As well as England, large numbers of teachers have also come to Scotland from Australia, Canada, New Zealand and Northern Ireland.

Nineteen teachers have come from the Republic of Ireland to take up posts, with a further 12 coming from Poland.

Nearly 400 recruits have begun work in primary schools, while the most popular secondary school subjects are English, biology, history, maths and PE. There has also been an increase in the number of hits on the Executive's website, teachinginscotland.com.

A spokeswoman for the Executive yesterday rejected concerns that some of the foreign teachers may not be fluent enough in English to teach in Scottish schools.

She said: "Each of them has got to satisfy the GTCS that they have the proper qualifications and skills to teach in Scotland, which obviously includes having a high standard of English."

Matthew MacIver, the chief executive of the GTCS, said he was delighted at the increasing numbers of people wanting to teach in Scotland.

He said: "We are very pleased indeed. We have worked very hard to process these applications from other parts of the world and I am sure that they will add to the quality of teaching in Scotland.

"We have a good education system, we have a good reputation, a high standard of teaching in schools and the McCrone agreement has helped as well.

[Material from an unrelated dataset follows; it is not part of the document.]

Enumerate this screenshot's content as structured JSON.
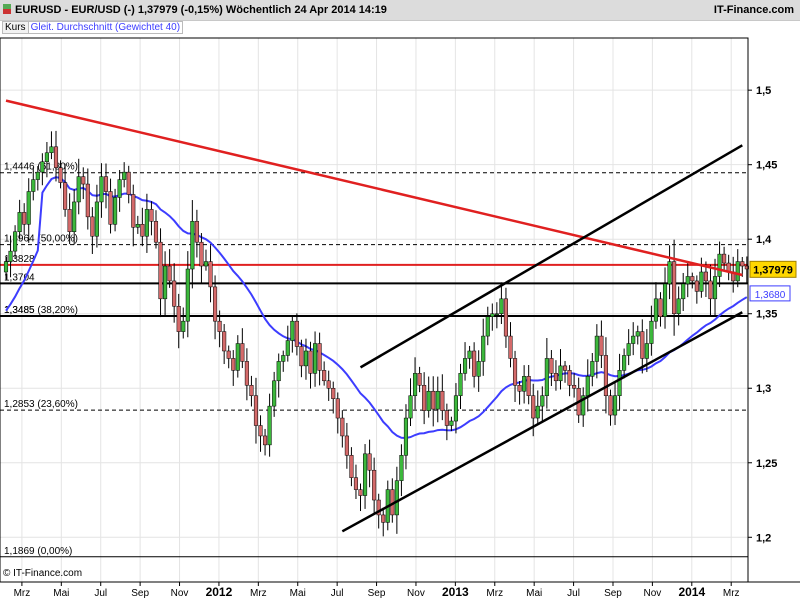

"We are also an attractive country for teachers because they recognise that we place great importance in education."

Figures released earlier this year showed that the number of teachers in Scotland's schools had risen over the past year.

The total number of primary, secondary and special teachers in state schools in 2004 stood at 49,554 - 324 more than in 2003.

When pre-school teachers were taken into account, the total number of teachers was 51,287.